The title of this month’s poll: “Bulls go into lockdown.”
With boatloads of cash rolling around trying to find a real return, it is pretty easy to look past the next 6, or so, months while supply chain, logistics, and employment mismatch issues get mostly resolved. This is now “old news”.
Global money printing has resulted in a humongous pile of cash that is not only more forgiving but it has a lengthier time horizon. Get in before the rush.
I am obviously not a “professional” money manager. But I like to keep it simple. Plus, time is on my side. If I am wrong, I can afford to wait until I am right.
“…Plus, time is on my side. If I am wrong, I can afford to wait until I am right.” That’s what I have always loved about bonds — stopped clocks that are always right sometimes.
The time horizon will be a little longer than 6 months to look out. Supply chain, logistics, and employment mismatches will persist, some more problematic than others, at least into 2023.

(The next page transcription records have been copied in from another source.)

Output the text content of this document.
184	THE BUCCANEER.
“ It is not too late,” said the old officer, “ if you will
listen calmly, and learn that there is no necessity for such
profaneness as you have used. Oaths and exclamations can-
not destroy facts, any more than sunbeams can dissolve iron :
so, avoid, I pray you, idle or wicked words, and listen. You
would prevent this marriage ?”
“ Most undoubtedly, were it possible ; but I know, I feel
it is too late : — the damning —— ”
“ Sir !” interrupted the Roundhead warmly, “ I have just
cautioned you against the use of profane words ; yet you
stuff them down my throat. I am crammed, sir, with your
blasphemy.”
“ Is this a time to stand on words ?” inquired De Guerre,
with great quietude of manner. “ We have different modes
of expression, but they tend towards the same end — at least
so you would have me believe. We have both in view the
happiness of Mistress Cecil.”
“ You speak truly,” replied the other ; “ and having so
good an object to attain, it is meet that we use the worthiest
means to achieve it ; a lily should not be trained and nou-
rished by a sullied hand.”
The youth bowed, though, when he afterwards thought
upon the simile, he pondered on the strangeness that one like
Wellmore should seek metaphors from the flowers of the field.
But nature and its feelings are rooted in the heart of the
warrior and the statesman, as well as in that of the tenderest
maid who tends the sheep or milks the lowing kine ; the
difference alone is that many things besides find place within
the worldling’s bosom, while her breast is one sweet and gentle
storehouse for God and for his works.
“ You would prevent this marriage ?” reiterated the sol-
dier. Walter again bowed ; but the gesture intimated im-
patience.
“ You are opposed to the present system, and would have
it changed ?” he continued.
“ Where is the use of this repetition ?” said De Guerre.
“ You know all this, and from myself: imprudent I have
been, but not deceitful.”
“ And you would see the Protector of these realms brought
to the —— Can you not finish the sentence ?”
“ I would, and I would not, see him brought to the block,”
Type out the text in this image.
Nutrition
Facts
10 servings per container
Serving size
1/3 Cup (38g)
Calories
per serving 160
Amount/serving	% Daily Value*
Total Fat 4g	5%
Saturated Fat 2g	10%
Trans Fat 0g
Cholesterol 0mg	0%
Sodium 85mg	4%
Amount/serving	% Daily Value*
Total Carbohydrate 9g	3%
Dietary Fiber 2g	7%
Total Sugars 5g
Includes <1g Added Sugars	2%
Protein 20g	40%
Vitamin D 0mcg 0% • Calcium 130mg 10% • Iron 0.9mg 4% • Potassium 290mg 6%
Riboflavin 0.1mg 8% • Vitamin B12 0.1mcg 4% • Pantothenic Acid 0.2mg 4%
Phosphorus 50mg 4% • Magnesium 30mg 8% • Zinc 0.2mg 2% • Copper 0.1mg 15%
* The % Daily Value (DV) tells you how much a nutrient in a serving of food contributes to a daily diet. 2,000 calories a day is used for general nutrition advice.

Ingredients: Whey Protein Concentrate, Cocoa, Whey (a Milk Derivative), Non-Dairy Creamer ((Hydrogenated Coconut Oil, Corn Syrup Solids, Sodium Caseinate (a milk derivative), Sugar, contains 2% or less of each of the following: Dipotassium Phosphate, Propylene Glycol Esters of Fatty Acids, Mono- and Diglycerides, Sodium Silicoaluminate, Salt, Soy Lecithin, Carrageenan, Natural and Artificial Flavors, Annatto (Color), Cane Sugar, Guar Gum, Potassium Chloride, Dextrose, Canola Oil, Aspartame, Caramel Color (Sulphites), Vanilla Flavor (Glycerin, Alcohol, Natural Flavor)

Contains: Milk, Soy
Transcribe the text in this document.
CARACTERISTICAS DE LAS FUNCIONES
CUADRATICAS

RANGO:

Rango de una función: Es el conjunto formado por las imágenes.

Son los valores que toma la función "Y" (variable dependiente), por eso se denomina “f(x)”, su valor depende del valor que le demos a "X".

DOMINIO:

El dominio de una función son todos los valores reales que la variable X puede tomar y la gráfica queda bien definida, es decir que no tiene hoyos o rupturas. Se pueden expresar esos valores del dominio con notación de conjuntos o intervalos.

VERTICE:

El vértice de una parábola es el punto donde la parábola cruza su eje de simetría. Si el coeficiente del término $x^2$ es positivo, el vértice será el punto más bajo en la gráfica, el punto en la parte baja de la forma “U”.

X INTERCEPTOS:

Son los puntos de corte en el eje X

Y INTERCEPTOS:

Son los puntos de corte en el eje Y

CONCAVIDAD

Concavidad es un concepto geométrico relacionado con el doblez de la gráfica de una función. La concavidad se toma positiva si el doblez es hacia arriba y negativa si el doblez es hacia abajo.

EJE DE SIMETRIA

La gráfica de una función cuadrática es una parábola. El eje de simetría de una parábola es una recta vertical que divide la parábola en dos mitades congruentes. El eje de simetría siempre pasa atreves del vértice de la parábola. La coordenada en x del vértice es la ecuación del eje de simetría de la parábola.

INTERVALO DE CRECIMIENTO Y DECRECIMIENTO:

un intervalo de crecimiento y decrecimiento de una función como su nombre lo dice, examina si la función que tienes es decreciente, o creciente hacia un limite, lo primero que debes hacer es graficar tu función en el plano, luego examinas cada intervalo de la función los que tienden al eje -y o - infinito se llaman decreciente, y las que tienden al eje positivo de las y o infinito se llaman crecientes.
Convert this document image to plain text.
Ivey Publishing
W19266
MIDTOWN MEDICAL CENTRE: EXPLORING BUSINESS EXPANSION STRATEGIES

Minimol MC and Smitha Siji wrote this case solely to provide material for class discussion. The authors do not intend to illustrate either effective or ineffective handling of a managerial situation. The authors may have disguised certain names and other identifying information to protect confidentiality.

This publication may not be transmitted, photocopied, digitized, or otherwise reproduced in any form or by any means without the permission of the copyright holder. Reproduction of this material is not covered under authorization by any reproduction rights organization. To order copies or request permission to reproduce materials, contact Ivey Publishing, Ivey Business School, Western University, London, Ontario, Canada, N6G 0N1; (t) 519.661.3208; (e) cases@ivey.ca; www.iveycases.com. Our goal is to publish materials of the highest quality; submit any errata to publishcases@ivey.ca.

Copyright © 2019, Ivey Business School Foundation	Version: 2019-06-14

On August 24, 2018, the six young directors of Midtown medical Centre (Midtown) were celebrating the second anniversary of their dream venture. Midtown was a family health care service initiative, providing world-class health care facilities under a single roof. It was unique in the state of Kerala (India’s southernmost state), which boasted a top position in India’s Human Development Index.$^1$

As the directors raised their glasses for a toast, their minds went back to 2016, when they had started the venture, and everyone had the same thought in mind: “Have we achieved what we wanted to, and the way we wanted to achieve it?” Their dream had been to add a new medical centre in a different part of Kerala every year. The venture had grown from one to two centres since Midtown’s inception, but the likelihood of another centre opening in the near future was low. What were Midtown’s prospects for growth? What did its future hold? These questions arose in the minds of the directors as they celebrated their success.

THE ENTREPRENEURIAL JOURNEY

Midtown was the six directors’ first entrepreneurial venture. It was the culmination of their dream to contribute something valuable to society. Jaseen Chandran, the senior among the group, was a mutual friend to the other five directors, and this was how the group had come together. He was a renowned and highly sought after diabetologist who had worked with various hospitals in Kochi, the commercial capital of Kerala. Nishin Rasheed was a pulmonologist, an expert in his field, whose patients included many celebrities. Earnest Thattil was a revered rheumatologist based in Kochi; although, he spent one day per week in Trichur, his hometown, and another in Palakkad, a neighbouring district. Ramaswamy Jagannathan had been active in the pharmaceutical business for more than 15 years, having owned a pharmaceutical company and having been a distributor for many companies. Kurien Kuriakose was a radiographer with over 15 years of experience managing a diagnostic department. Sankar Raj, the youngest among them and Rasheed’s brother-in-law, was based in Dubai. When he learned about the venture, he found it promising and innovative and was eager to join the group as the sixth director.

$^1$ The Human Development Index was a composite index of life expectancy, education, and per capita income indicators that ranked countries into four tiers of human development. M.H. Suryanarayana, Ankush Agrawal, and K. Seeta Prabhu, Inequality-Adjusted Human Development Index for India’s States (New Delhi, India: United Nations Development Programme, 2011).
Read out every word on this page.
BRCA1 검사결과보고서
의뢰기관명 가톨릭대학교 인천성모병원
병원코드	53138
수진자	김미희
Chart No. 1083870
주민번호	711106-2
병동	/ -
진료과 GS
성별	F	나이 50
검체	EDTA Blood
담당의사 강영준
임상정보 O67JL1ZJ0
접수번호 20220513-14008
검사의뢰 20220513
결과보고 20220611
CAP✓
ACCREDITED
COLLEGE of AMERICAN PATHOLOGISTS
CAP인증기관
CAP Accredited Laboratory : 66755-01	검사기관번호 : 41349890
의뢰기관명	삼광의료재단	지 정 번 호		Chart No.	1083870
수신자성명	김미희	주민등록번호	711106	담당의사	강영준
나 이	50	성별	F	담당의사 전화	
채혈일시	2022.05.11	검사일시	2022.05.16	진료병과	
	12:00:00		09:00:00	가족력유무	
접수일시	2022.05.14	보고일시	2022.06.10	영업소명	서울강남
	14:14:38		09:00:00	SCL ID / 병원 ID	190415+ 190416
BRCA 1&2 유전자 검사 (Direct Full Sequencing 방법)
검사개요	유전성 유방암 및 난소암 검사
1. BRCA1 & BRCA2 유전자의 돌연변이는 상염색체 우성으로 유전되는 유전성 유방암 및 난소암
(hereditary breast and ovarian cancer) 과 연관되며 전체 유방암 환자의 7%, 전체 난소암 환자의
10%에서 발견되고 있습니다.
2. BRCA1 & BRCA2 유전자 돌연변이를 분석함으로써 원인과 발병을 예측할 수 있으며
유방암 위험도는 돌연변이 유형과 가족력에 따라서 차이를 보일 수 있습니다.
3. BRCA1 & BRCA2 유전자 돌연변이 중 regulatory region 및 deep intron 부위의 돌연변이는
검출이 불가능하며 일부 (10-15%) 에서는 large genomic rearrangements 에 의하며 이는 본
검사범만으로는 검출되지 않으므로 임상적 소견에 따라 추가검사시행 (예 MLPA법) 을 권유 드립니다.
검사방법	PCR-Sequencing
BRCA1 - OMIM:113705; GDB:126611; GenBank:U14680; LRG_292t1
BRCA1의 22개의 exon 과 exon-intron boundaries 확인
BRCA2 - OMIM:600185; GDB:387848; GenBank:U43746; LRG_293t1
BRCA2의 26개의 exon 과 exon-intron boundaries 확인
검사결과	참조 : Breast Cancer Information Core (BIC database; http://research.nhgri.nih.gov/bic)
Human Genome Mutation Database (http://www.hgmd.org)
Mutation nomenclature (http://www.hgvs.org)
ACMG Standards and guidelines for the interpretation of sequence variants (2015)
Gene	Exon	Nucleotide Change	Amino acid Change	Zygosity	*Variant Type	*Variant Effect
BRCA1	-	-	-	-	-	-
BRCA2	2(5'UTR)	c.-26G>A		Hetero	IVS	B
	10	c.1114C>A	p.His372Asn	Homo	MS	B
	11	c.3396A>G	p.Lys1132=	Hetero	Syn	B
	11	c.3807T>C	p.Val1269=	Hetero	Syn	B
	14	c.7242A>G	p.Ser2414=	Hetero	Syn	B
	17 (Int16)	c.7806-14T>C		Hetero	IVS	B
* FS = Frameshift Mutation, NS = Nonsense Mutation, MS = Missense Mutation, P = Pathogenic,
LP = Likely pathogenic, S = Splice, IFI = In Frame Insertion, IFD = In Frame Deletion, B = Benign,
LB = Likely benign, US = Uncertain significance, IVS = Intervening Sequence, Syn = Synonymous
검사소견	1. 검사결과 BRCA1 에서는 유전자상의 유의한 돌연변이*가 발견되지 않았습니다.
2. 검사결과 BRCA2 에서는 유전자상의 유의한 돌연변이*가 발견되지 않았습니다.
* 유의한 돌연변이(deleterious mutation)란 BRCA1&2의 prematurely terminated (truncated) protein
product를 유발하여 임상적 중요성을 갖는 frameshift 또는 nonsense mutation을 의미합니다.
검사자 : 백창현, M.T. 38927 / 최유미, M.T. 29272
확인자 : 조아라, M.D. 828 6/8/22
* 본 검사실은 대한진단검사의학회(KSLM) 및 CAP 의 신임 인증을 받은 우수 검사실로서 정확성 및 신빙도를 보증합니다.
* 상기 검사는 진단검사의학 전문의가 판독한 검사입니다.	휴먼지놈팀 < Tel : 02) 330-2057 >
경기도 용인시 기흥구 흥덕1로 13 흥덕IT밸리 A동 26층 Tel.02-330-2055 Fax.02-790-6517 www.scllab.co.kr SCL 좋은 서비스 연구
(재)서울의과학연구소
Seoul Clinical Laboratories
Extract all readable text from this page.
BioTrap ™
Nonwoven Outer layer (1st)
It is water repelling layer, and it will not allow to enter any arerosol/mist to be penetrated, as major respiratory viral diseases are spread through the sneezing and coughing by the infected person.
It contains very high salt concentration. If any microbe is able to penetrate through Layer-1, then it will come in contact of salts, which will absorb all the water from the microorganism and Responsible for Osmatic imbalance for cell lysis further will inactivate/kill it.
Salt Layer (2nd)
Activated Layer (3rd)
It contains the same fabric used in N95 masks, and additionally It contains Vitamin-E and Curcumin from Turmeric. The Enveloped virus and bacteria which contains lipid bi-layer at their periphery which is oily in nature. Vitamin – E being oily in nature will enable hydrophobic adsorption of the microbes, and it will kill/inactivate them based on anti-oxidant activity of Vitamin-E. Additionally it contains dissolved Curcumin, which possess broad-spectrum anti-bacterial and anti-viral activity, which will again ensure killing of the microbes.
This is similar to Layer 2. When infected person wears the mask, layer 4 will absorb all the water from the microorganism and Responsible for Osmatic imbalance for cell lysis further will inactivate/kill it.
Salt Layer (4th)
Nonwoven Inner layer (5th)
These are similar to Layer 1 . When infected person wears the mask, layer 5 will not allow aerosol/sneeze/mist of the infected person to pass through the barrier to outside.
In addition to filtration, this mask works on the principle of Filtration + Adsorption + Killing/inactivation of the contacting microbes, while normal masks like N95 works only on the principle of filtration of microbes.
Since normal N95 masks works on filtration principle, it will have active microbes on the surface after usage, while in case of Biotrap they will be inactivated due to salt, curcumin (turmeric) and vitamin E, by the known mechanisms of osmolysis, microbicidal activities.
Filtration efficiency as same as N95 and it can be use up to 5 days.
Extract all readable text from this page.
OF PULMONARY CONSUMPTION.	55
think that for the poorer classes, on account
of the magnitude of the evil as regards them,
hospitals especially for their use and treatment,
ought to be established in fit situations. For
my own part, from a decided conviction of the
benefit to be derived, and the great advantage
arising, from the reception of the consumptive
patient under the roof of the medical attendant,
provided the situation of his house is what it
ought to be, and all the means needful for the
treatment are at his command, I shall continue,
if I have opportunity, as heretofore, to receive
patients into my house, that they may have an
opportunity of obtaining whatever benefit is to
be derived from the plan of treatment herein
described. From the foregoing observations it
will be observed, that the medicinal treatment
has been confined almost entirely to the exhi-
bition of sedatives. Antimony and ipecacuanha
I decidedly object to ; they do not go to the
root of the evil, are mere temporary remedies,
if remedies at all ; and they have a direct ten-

2 cents on the BAML FMS. I was at one time among the respondents to the survey, and read it diligently for a decade before that. My impression is that the FMS is a good indicator of consensus sentiment, and as such provided useful inputs for momentum (buy X so long as FMS evinces increasing positivity) or reversion (sell X when FMS positivity is very high). It was particularly useful for indications of sector weighting. I did not have the impression that the FMS was a particularly skillful forecasting tool.